Virtual CA, he continued, will initially be available on
Sun Solaris-based secure Web servers, but will be ported
to Windows NT-based secure Web servers by the end of
1996. End users will be able to access Virtual CA through
Netscape browsers.

The Web server-based service will introduce "verification
at the server level, which is really where you want it to
be," asserted the GTE official. 

On-site Webmasters are in a particularly good position to
confirm that users "are who they say they are," the
journalists were told. 

As a result, Virtual CA will use a technique called "pre-
verification," in which the Webmaster, or RA
(Registration Authority), will validate and approve
users' certificate requests before the requests go to
CyberTrust.
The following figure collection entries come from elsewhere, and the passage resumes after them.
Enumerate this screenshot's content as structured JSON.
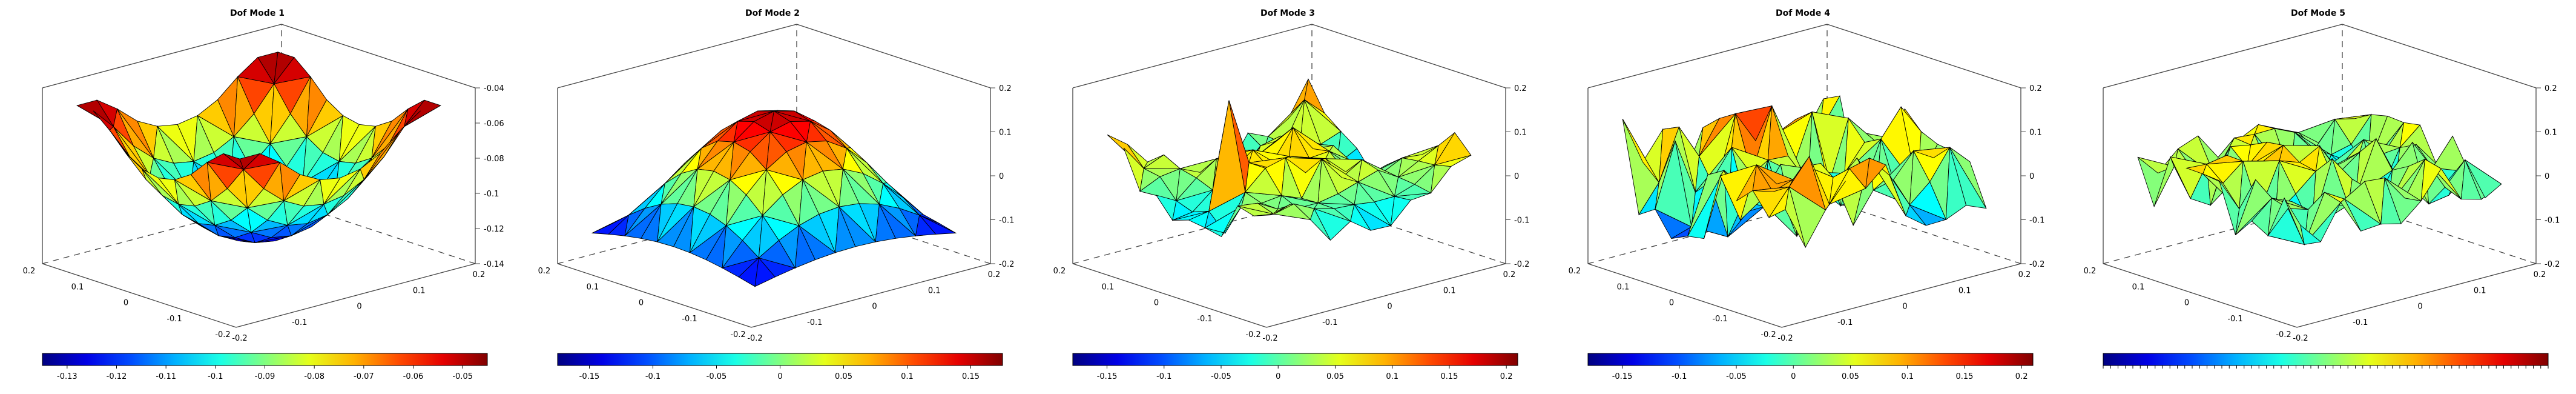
{
  "chart_data": [
    {
      "type": "surface3d",
      "title": "Dof Mode 1",
      "xticks": [
        "0.2",
        "0.1",
        "0",
        "-0.1",
        "-0.2"
      ],
      "yticks": [
        "-0.2",
        "-0.1",
        "0",
        "0.1",
        "0.2"
      ],
      "zticks": [
        "-0.04",
        "-0.06",
        "-0.08",
        "-0.1",
        "-0.12",
        "-0.14"
      ],
      "colorbar": {
        "ticks": [
          "-0.13",
          "-0.12",
          "-0.11",
          "-0.1",
          "-0.09",
          "-0.08",
          "-0.07",
          "-0.06",
          "-0.05"
        ],
        "range": [
          -0.135,
          -0.045
        ]
      },
      "shape": "bowl",
      "zrange": [
        -0.14,
        -0.04
      ]
    },
    {
      "type": "surface3d",
      "title": "Dof Mode 2",
      "xticks": [
        "0.2",
        "0.1",
        "0",
        "-0.1",
        "-0.2"
      ],
      "yticks": [
        "-0.2",
        "-0.1",
        "0",
        "0.1",
        "0.2"
      ],
      "zticks": [
        "0.2",
        "0.1",
        "0",
        "-0.1",
        "-0.2"
      ],
      "colorbar": {
        "ticks": [
          "-0.15",
          "-0.1",
          "-0.05",
          "0",
          "0.05",
          "0.1",
          "0.15"
        ],
        "range": [
          -0.175,
          0.175
        ]
      },
      "shape": "dome",
      "zrange": [
        -0.2,
        0.2
      ]
    },
    {
      "type": "surface3d",
      "title": "Dof Mode 3",
      "xticks": [
        "0.2",
        "0.1",
        "0",
        "-0.1",
        "-0.2"
      ],
      "yticks": [
        "-0.2",
        "-0.1",
        "0",
        "0.1",
        "0.2"
      ],
      "zticks": [
        "0.2",
        "0.1",
        "0",
        "-0.1",
        "-0.2"
      ],
      "colorbar": {
        "ticks": [
          "-0.15",
          "-0.1",
          "-0.05",
          "0",
          "0.05",
          "0.1",
          "0.15",
          "0.2"
        ],
        "range": [
          -0.18,
          0.21
        ]
      },
      "shape": "wave",
      "zrange": [
        -0.2,
        0.2
      ]
    },
    {
      "type": "surface3d",
      "title": "Dof Mode 4",
      "xticks": [
        "0.2",
        "0.1",
        "0",
        "-0.1",
        "-0.2"
      ],
      "yticks": [
        "-0.2",
        "-0.1",
        "0",
        "0.1",
        "0.2"
      ],
      "zticks": [
        "0.2",
        "0.1",
        "0",
        "-0.1",
        "-0.2"
      ],
      "colorbar": {
        "ticks": [
          "-0.15",
          "-0.1",
          "-0.05",
          "0",
          "0.05",
          "0.1",
          "0.15",
          "0.2"
        ],
        "range": [
          -0.18,
          0.21
        ]
      },
      "shape": "spiky",
      "zrange": [
        -0.2,
        0.2
      ]
    },
    {
      "type": "surface3d",
      "title": "Dof Mode 5",
      "xticks": [
        "0.2",
        "0.1",
        "0",
        "-0.1",
        "-0.2"
      ],
      "yticks": [
        "-0.2",
        "-0.1",
        "0",
        "0.1",
        "0.2"
      ],
      "zticks": [
        "0.2",
        "0.1",
        "0",
        "-0.1",
        "-0.2"
      ],
      "colorbar": {
        "ticks": [],
        "range": [
          -0.2,
          0.2
        ]
      },
      "shape": "rough",
      "zrange": [
        -0.2,
        0.2
      ]
    }
  ]
}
CyberTrust will then return a certificate for
the end user, in the form of an algorithm, either direct
to the end user or through the RA.

Companies subscribing to Virtual CA will receive custom
home pages for certificate data entry, and for issuing,
renewing, and revoking certificates, Walton said. 

The CyberTrust program director said that the  
special PCMCIA hardware will be used at the "CA level"
only, and will not be required by either end users or
Webmasters.

No "actual cards" will be issued to, or needed by either
group, he added. GTE plans to begin offering both Virtual
CA and Cybersign in the second quarter.